Everything from tunes to set lists to financial spreadsheets are on Google Docs, an online program that allows users to create, edit and share files. Some documents live on Drop Box, which offers cloud storage and file synchronization which makes sharing easy.
“We talk very very frequently in a group chat that’s probably too active at this point,” says Ryan. He and Lexi use a program called Canva to create essentials like posters and Lexi has picked up two photo editing programs, Lightroom and Photoshop. “I also use Chat GPT,” she says sheepishly. No, AI is not writing any original songs and lyrics for The Consequences. But it is giving her first drafts of letters and emails she has to send to prospective venues. “The worst thing to have to write is something hyping yourself,” she says.
As for rehearsing, all four members of the group have relied on their music school experiences (“We all went to music school,” says Ryan. “I’m still in music school, experiencing the trauma as we speak.”) to solve that problem.
“In music school, we’ve all been handed parts and told you need to practice on your own,” says Lexi. When music students do get together, rehearsal time is short so it has to be “efficient, because in music school, you have no time,” she says. “We all practice really well Individually. We go to Drop Box, grab a tune and learn it, then have an active chat about it.”
But don’t let the techno process throw you. The whole point of The Consequences has always been to get together with friends, make great music , and have a good time. Fortunately, those “friends” include the audience. “We’re really just trying to have fun and we want the audience to have fun,” says Lexi. “After a gig we all just sit together and go over the tunes, chat, and laugh. We enjoy being together. The gig is just the first part of that evening that everyone gets to participate in.”
She recalls a recent house concert the group did in Baltimore where those audience members who played an instrument joined the group for a session afterwards. There was laughter, music, and dancing, though not necessarily the kind of dancing you’ve come to expect at an Irish event.
“On our last tour we learned to do The Wobble,” she confesses. It’s a viral line dance choreographed to a 2011 hit by rapper V.I.C. that the group learned on the Internet. “If you go to our website you can see it in one of our videos. We were doing it in our pajamas,” says Lexi, laughing. You can see a snippet of The Wobble pajama party on the first video here.

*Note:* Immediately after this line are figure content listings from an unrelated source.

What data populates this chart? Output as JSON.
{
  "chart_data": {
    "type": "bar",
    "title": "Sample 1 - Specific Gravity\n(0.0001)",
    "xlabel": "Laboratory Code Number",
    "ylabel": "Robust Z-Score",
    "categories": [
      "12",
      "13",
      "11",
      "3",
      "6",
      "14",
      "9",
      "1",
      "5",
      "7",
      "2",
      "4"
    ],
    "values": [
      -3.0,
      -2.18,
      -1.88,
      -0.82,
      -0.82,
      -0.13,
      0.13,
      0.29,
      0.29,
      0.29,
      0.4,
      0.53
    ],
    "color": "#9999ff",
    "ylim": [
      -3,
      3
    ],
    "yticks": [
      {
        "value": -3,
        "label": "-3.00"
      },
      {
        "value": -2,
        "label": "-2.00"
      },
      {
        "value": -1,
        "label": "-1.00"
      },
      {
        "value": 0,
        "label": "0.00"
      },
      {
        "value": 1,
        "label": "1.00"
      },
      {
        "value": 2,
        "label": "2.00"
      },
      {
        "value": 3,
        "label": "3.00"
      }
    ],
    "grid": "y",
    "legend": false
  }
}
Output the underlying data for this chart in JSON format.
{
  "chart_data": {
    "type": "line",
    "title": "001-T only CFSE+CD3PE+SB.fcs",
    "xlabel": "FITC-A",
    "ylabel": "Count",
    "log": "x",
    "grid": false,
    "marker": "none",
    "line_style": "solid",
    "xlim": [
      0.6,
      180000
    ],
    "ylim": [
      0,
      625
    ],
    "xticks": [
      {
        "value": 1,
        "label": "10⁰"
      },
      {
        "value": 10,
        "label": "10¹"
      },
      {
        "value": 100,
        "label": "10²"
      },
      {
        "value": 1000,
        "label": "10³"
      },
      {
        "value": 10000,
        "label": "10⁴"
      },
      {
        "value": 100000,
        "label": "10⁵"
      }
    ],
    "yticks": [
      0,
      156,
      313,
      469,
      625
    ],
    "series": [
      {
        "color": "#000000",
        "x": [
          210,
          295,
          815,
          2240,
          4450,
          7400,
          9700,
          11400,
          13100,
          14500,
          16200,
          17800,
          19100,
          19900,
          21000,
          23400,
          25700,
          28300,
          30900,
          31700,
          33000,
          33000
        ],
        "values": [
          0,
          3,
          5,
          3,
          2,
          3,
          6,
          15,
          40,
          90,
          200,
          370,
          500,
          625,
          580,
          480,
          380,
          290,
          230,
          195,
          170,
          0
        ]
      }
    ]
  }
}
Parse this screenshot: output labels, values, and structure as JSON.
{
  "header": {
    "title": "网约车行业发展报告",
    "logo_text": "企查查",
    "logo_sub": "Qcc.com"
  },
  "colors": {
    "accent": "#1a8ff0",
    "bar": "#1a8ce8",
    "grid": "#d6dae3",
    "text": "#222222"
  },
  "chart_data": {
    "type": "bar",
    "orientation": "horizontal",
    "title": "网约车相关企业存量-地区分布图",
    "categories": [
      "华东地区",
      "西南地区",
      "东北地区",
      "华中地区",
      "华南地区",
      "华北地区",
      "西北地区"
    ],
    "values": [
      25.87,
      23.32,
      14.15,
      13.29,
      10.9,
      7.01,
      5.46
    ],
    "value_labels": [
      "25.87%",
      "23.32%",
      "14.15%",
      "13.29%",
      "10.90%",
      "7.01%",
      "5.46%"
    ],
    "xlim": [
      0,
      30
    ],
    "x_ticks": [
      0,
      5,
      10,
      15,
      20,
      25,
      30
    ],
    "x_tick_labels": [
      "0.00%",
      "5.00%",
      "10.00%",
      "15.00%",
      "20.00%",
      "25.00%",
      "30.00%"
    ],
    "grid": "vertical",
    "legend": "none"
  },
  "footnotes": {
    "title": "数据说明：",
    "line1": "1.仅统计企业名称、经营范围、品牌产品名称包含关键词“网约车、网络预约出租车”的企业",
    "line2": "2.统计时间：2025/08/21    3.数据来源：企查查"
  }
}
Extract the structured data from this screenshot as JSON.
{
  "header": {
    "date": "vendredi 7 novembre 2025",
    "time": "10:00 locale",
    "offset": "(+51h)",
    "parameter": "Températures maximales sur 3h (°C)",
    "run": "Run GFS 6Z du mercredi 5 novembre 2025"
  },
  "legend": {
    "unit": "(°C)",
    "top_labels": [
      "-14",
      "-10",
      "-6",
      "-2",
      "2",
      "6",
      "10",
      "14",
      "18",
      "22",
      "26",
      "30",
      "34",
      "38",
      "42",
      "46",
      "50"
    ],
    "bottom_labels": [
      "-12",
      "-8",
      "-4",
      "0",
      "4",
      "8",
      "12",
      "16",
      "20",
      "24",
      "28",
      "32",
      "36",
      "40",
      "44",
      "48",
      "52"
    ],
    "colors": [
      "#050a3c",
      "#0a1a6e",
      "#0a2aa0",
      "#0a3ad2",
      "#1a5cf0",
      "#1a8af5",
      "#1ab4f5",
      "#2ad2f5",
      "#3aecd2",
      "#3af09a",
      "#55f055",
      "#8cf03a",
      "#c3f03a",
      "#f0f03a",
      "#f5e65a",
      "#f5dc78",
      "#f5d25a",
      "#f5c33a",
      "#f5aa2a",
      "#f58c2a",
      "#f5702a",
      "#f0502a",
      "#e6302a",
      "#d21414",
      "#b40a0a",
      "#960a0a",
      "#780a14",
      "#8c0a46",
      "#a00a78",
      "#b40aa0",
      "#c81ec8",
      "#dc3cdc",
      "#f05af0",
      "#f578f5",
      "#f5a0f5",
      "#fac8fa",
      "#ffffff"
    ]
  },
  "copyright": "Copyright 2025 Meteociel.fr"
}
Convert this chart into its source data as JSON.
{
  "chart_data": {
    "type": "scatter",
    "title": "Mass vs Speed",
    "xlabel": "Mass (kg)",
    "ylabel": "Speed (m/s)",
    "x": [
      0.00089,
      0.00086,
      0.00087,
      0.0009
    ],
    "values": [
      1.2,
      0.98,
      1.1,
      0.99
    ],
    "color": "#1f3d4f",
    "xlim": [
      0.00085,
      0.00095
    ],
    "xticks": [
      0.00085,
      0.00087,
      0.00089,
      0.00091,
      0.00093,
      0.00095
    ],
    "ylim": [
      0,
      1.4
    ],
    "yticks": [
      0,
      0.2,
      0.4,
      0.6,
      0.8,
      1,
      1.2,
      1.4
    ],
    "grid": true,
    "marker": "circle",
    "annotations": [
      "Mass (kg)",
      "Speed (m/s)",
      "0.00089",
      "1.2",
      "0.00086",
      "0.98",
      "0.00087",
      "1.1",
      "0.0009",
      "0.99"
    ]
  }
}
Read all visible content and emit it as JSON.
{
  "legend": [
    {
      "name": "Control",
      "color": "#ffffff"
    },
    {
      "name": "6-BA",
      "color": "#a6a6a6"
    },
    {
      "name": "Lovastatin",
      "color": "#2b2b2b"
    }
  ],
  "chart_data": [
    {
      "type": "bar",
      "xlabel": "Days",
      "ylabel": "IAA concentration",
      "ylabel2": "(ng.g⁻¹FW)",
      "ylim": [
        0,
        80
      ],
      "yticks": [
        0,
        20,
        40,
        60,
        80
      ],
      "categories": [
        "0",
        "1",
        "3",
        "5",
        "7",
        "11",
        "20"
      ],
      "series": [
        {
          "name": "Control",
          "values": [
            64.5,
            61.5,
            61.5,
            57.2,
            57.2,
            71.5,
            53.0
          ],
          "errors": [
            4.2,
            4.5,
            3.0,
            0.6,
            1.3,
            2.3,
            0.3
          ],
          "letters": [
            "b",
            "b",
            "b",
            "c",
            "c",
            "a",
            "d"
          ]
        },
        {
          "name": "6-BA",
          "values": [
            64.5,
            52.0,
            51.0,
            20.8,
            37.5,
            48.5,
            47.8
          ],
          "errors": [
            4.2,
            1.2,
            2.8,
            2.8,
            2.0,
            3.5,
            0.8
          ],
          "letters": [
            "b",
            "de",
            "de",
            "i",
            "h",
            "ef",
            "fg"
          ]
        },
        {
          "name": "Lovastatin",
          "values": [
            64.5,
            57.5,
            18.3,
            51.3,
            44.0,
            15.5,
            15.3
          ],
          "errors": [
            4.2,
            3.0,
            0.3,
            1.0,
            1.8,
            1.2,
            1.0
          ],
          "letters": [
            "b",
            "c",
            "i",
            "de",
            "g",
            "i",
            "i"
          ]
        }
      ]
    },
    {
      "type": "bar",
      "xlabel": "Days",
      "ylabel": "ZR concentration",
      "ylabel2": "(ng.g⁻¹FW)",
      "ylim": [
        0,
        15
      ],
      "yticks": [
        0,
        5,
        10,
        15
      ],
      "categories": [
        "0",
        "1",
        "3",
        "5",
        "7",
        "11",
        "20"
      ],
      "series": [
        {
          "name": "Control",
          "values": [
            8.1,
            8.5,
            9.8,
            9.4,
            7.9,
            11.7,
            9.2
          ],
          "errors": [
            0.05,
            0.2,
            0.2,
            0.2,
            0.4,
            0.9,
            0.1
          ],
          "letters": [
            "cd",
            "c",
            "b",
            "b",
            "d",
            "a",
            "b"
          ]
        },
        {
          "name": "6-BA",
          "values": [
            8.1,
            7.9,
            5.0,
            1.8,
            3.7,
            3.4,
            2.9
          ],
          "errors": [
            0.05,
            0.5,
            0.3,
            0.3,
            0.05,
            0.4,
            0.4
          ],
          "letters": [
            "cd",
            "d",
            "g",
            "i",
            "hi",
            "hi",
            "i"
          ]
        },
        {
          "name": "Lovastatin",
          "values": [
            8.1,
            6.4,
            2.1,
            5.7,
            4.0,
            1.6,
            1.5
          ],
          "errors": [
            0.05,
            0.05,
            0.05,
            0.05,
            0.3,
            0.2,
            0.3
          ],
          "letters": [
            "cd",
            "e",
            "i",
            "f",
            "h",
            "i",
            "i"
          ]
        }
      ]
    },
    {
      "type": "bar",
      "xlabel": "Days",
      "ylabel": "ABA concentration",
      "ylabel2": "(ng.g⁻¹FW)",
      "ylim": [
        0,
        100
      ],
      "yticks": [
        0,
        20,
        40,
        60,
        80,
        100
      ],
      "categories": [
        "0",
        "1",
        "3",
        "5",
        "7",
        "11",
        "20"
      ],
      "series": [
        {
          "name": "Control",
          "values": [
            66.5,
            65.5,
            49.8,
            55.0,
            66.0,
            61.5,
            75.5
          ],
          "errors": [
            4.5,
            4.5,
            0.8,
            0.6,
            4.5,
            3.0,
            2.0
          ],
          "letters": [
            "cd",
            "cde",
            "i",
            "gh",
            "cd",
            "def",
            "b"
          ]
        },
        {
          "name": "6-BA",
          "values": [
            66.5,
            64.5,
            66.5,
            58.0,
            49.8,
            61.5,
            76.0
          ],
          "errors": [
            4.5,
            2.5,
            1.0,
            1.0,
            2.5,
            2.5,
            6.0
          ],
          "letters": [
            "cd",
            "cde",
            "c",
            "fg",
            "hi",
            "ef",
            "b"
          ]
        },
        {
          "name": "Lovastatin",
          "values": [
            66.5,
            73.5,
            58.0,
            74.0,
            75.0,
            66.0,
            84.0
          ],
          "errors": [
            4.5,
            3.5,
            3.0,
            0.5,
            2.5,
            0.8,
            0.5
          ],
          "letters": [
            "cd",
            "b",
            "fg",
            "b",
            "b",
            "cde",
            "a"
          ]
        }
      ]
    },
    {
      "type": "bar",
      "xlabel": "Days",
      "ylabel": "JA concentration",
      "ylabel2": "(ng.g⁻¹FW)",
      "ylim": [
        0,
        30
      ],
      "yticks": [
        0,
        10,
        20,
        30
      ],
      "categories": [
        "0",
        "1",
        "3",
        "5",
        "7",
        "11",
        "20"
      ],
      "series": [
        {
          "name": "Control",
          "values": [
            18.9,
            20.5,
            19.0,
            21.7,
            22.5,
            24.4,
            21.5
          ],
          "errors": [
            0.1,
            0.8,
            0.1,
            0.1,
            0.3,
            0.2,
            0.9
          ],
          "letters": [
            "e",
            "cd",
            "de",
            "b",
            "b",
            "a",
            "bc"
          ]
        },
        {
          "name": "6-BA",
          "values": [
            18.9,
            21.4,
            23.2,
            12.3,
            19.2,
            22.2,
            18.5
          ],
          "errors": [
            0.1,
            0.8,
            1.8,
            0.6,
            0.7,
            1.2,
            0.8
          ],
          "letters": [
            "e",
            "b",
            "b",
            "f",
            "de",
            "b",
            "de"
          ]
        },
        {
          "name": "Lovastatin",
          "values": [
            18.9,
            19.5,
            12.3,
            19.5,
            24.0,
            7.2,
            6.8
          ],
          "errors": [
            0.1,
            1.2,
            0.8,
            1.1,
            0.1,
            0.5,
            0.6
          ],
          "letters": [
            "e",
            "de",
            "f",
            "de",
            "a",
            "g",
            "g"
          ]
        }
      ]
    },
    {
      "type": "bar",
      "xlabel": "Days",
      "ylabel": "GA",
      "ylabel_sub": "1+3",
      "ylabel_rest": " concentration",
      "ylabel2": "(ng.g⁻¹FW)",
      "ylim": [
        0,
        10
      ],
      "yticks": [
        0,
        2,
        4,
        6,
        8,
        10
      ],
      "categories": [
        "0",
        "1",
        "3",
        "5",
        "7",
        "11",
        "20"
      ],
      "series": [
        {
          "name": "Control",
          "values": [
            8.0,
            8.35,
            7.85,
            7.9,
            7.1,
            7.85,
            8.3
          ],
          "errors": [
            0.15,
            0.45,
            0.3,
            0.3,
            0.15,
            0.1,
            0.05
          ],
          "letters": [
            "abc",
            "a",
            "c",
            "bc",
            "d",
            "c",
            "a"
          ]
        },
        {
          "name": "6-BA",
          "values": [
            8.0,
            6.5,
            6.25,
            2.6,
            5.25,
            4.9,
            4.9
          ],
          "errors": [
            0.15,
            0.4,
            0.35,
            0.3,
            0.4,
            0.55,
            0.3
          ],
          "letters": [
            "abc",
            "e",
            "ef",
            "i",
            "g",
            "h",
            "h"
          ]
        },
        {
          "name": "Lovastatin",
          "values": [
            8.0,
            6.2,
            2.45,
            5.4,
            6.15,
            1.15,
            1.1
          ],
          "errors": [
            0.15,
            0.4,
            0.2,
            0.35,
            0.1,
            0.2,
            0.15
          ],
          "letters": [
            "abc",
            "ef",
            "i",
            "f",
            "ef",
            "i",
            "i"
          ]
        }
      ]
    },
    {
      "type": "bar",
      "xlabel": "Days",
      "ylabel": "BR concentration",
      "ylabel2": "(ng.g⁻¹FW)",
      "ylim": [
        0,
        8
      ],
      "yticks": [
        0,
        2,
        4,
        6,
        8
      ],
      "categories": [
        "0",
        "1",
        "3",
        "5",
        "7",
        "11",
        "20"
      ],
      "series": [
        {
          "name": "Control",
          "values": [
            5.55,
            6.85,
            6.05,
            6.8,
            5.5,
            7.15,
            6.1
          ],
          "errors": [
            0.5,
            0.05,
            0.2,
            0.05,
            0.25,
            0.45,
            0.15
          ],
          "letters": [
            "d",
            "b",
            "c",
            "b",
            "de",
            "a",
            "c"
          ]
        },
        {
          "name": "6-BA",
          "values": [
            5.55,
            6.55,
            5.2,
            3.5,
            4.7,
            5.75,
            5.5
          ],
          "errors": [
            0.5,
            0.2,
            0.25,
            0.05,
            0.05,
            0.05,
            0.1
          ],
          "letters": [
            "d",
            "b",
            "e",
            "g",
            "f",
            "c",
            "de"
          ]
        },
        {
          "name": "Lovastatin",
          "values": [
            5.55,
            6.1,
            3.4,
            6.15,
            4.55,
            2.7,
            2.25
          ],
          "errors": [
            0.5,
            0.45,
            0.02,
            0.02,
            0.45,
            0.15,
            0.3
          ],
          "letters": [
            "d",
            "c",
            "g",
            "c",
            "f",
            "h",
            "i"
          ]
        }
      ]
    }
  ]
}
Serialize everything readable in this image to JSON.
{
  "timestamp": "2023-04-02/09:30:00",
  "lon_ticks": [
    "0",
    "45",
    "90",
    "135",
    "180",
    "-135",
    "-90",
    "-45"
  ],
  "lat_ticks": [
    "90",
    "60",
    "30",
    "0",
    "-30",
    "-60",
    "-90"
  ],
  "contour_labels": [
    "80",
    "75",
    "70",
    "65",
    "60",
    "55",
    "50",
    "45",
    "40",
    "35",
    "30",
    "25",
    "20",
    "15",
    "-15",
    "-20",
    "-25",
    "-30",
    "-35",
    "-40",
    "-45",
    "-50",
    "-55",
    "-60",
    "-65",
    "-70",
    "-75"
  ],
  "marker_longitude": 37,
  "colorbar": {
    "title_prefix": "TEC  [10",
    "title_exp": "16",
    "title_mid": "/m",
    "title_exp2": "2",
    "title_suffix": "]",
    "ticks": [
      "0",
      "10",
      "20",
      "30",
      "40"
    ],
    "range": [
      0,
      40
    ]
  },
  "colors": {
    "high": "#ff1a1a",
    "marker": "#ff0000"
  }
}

If you think it sounds like a concert with The Consequences is more like a party, you’d be right. “It’s really fun to be all together, with your audience, sharing music, sharing stories, laughing and having a good time,” she says. “That’s why you get into Irish music. To be part of having the craic together and to be part of a community. That’s the draw. It’s social music, so if the audience can feel like they’re part of that social thing, it’s always the best.”